I  like the sticker idea. I'll look for some!

Comment by Jane Christensen on May 24, 2014 at 10:24am

I had my sticker in a front window but animals would have been scattered all over the house...but at least they knew!

Comment by Linda on May 24, 2014 at 9:59am

Jane...we had a sticker for both windows in Becca's room but her room faced the back of the house and I always worried they wouldn't see them.

Comment by Jane Christensen on May 24, 2014 at 9:14am

I think I would have a problem too...maybe teaching as a pup would work but I think with my dogs...most of them would hide. Wynn might go by the door but we live about 10 miles from the fire station and by then...I used to have a sticker that said ___cats/dogs in the house. You can by them at pet store I believe...then at least the firefighters would know:)
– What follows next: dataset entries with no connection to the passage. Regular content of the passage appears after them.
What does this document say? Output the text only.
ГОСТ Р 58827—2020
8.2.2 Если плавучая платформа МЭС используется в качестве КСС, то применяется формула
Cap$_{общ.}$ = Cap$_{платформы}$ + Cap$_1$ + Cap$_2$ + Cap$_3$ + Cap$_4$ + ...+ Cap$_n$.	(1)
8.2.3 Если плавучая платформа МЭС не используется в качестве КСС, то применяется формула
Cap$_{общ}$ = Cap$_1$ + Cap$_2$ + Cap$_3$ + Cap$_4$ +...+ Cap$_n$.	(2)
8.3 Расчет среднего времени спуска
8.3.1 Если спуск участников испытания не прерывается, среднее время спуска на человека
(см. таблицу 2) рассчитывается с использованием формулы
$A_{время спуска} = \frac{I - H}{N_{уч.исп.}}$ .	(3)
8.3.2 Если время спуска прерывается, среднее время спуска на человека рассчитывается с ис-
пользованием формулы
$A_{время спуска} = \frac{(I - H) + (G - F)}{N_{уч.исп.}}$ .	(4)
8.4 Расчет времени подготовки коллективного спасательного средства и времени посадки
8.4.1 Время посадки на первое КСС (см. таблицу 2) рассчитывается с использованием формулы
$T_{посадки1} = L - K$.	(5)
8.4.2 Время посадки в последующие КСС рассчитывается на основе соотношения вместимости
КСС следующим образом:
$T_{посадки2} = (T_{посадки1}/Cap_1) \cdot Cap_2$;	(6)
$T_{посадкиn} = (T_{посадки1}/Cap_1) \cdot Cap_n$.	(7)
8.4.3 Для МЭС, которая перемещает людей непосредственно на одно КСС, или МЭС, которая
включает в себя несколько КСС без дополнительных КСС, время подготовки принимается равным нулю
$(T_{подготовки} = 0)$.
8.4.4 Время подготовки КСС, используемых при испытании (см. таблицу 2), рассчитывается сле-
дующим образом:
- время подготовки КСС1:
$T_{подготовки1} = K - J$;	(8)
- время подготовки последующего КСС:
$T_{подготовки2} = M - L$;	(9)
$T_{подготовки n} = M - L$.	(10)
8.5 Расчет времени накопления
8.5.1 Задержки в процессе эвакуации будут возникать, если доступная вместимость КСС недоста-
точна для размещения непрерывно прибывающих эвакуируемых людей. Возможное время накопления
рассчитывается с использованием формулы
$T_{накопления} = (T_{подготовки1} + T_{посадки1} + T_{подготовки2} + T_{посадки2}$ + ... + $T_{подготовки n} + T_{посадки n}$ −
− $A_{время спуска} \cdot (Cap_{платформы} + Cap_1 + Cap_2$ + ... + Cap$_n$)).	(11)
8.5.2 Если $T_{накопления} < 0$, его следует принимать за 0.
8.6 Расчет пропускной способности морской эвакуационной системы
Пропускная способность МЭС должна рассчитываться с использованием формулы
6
Comment by Linda on May 24, 2014 at 8:40am

Very scary!  I have no idea how to do that.  I have gone over it again and again in my mind on how I would get 5 animals out of this house...3 of them being cats that would hide.  I remember teaching my toddler how to just lay on the floor and not hide under or in anything if she heard the smoke alarm.  That's the hardest thing for firefighters when they have to go in and try to find a child.  She learned it well, our smoke alarm went off..I was broiling something...when she was taking a nap.  After I got the stuff out of the broiler I went upstairs.  There she was laying on the floor next to her bed.  I praised her up and down and sideways.  But the animals...I have no idea.  Katie panics if the alarm goes off, Max barks at it.